To question what one has been brought up with is a difficult thing to do - uncomfortable and disconcerting. Is it a wonder then that when someone, in this case a teacher of film studies, provokes us to do so, many of us think that the course is "F*** all".

I sat at the dinning table in the mess yesterday after a particularly powerful movie that this professor had shown us with two of my friends and we debated whether the course should be a compulsory one at all.

At one level, i feel it should be entirely optional. Intellectually, films and culture studies (or any other discipline, for that matter) require a commitment that comes only when the choice to study it is voluntary. Forcing it down a person who does not want to study it serves no purpose whatsoever; minds cannot be pried open with a pair of pliers!

On the other hand, the questioning attitude that Mathew provokes, is I feel, somewhere essential. We are too complacent and too comfortable in our own cocoons. All 94 0f us come from varied socio-economic backgrounds and have been brought up with varying degrees of 'conservativeness'/'liberalness'. While MICA has stripped away many of our inhibitions, none of us yet have questioned our personal value systems that determine our choices, the inconsistencies that have creeped into our way of life here, the double meanings and contextual ethics that justify everything in life. So is it wrong to introspect, to discover the reasons why we hold the beliefs and values that we do as individuals and the impact that they have on our lives and that of those around us?

Discussions on gender and sexuality are uncomfortable. It does pinch a little to think of starvation on a full tummy. But it makes me appreciate my own life much more; motivates me to enjoy every moment as fully as I can. It also puts life, its troubles and decisions in perspective.

The other compelling argument that one of my friends made in favour of the class being compulsory was this - it is ultimately the choice of the individual whether (s)he chooses to think on these lines or not. Someone who does not consider gender an important issue need to listen or remember anything said in class. The class might be compulsory but the decision to introspect, look around at the world and question things is not.

Then again, the response of my other friend got me thinking. How many of us truly believe that we have a choice in everything; that nothing can be forced on us - be in happiness or sadness or critical thinking. Free will is not restricted to physical action but to mental effort as well. And to that extent each of us is affected only to the extent that we want to be. As a corollary then, we are also responsible for everything that happens to us.
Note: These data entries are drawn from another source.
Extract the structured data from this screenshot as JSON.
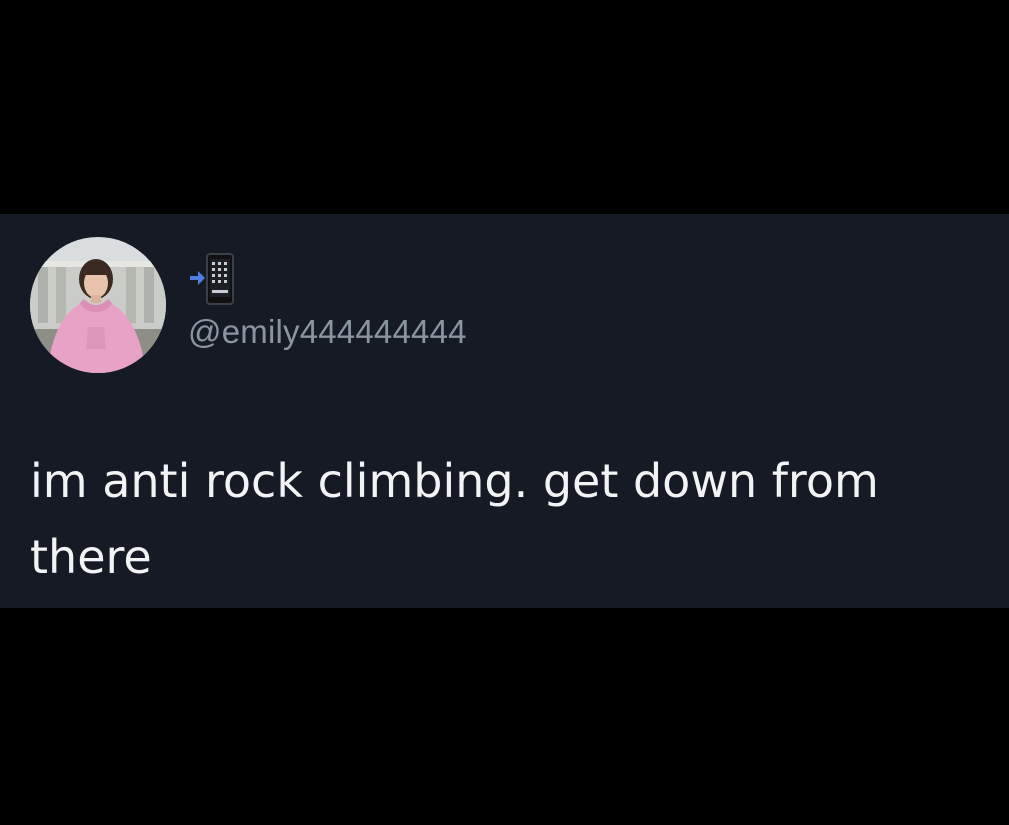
{
  "tweet": {
    "author": {
      "handle": "@emily444444444",
      "name_icon": "mobile-phone-with-arrow-icon",
      "avatar_icon": "profile-photo-avatar"
    },
    "text": "im anti rock climbing. get down from there"
  },
  "colors": {
    "page_background": "#000000",
    "card_background": "#161a25",
    "handle_text": "#8b95a1",
    "body_text": "#f2f3f5",
    "hoodie_pink": "#e7a2c6"
  }
}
Is it the evasion of that responsibility that makes us unbelievers of freedom of the mind?

To me at least, on a purely personal level, this is a highly exciting course, one that is prompting me to push the limits of my mind and embark on yet another journey of self-discovery, of understanding myself and my beliefs and my actions.

Tuesday, 3 July 2007

A Second Beginning

I haven't written here in quite a while; something that I suspected might happen once I got back to MICA. The rains have made the campus lush, setting off the green with the brick red of the buildings. A peacock left me speechless with its beauty and grace as I ate a bowl of hot maggi at chota. Its blue-green feathers set off the dull grey sky, adding a touch of glamour and vibrance to a bleak and damp day.

Campus is abuzz with activity but I still feel that distance. That wall that never lets me be a part of this place completely. The first year made me a woman from a girl. I want to see if I can find that girl again, or at least a part of her, for I find I enjoy womanhood too.
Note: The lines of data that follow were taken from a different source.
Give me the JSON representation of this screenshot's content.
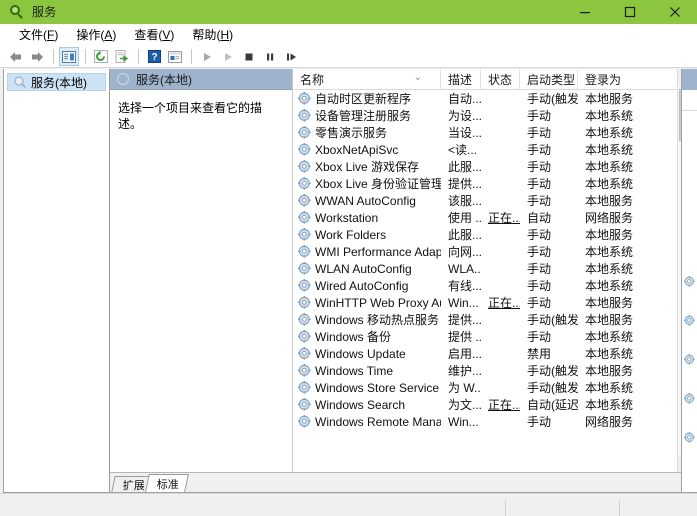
{
  "window": {
    "title": "服务",
    "title_icon": "services-magnifier-icon",
    "accent_color": "#8cc63e",
    "controls": {
      "minimize": "minimize-button",
      "maximize": "maximize-button",
      "close": "close-button"
    }
  },
  "menubar": [
    {
      "label": "文件",
      "accel": "F"
    },
    {
      "label": "操作",
      "accel": "A"
    },
    {
      "label": "查看",
      "accel": "V"
    },
    {
      "label": "帮助",
      "accel": "H"
    }
  ],
  "toolbar": [
    {
      "name": "back-button",
      "icon": "arrow-left-icon"
    },
    {
      "name": "forward-button",
      "icon": "arrow-right-icon"
    },
    {
      "sep": true
    },
    {
      "name": "show-hide-console-tree-button",
      "icon": "console-tree-icon",
      "active": true
    },
    {
      "sep": true
    },
    {
      "name": "refresh-button",
      "icon": "refresh-icon"
    },
    {
      "name": "export-list-button",
      "icon": "export-icon"
    },
    {
      "sep": true
    },
    {
      "name": "help-button",
      "icon": "help-icon"
    },
    {
      "name": "properties-button",
      "icon": "properties-icon"
    },
    {
      "sep": true
    },
    {
      "name": "start-service-button",
      "icon": "play-icon"
    },
    {
      "name": "resume-service-button",
      "icon": "play-gray-icon"
    },
    {
      "name": "stop-service-button",
      "icon": "stop-icon"
    },
    {
      "name": "pause-service-button",
      "icon": "pause-icon"
    },
    {
      "name": "restart-service-button",
      "icon": "restart-icon"
    }
  ],
  "tree": {
    "items": [
      {
        "label": "服务(本地)",
        "icon": "services-node-icon",
        "selected": true
      }
    ]
  },
  "pane_header": {
    "title": "服务(本地)",
    "icon": "services-circle-icon"
  },
  "description_panel": {
    "text": "选择一个项目来查看它的描述。"
  },
  "list": {
    "columns": [
      {
        "label": "名称",
        "sorted": true,
        "sort_glyph": "⌄"
      },
      {
        "label": "描述"
      },
      {
        "label": "状态"
      },
      {
        "label": "启动类型"
      },
      {
        "label": "登录为"
      }
    ],
    "rows": [
      {
        "name": "自动时区更新程序",
        "desc": "自动...",
        "status": "",
        "startup": "手动(触发...",
        "logon": "本地服务"
      },
      {
        "name": "设备管理注册服务",
        "desc": "为设...",
        "status": "",
        "startup": "手动",
        "logon": "本地系统"
      },
      {
        "name": "零售演示服务",
        "desc": "当设...",
        "status": "",
        "startup": "手动",
        "logon": "本地系统"
      },
      {
        "name": "XboxNetApiSvc",
        "desc": "<读...",
        "status": "",
        "startup": "手动",
        "logon": "本地系统"
      },
      {
        "name": "Xbox Live 游戏保存",
        "desc": "此服...",
        "status": "",
        "startup": "手动",
        "logon": "本地系统"
      },
      {
        "name": "Xbox Live 身份验证管理器",
        "desc": "提供...",
        "status": "",
        "startup": "手动",
        "logon": "本地系统"
      },
      {
        "name": "WWAN AutoConfig",
        "desc": "该服...",
        "status": "",
        "startup": "手动",
        "logon": "本地服务"
      },
      {
        "name": "Workstation",
        "desc": "使用 ...",
        "status": "正在...",
        "startup": "自动",
        "logon": "网络服务"
      },
      {
        "name": "Work Folders",
        "desc": "此服...",
        "status": "",
        "startup": "手动",
        "logon": "本地服务"
      },
      {
        "name": "WMI Performance Adapt...",
        "desc": "向网...",
        "status": "",
        "startup": "手动",
        "logon": "本地系统"
      },
      {
        "name": "WLAN AutoConfig",
        "desc": "WLA...",
        "status": "",
        "startup": "手动",
        "logon": "本地系统"
      },
      {
        "name": "Wired AutoConfig",
        "desc": "有线...",
        "status": "",
        "startup": "手动",
        "logon": "本地系统"
      },
      {
        "name": "WinHTTP Web Proxy Aut...",
        "desc": "Win...",
        "status": "正在...",
        "startup": "手动",
        "logon": "本地服务"
      },
      {
        "name": "Windows 移动热点服务",
        "desc": "提供...",
        "status": "",
        "startup": "手动(触发...",
        "logon": "本地服务"
      },
      {
        "name": "Windows 备份",
        "desc": "提供 ...",
        "status": "",
        "startup": "手动",
        "logon": "本地系统"
      },
      {
        "name": "Windows Update",
        "desc": "启用...",
        "status": "",
        "startup": "禁用",
        "logon": "本地系统"
      },
      {
        "name": "Windows Time",
        "desc": "维护...",
        "status": "",
        "startup": "手动(触发...",
        "logon": "本地服务"
      },
      {
        "name": "Windows Store Service (...",
        "desc": "为 W...",
        "status": "",
        "startup": "手动(触发...",
        "logon": "本地系统"
      },
      {
        "name": "Windows Search",
        "desc": "为文...",
        "status": "正在...",
        "startup": "自动(延迟...",
        "logon": "本地系统"
      },
      {
        "name": "Windows Remote Manag...",
        "desc": "Win...",
        "status": "",
        "startup": "手动",
        "logon": "网络服务"
      }
    ]
  },
  "scrollbar": {
    "up_arrow": "⌃",
    "down_arrow": "⌄"
  },
  "tabs": [
    {
      "label": "扩展",
      "selected": false
    },
    {
      "label": "标准",
      "selected": true
    }
  ]
}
The tranquility of the monsoon air sets in; its fragrances putting the mind to rest. Memories of moments past create anticipation of the moments to come. A term that is filled not just with studies and career choices but also fun, frolic and parties. In this gaiety, I wonder how much I will write. A batchmate commented casually the other day that people write on blogs only when they are angry or sad or want to criticise something. I want to do none of that now. Just to absorb and to live each moment of the next 9 months. So let me see how much I write in mirth and gaiety or do I turn hither only when I need a listening ear that will not judge my deeds.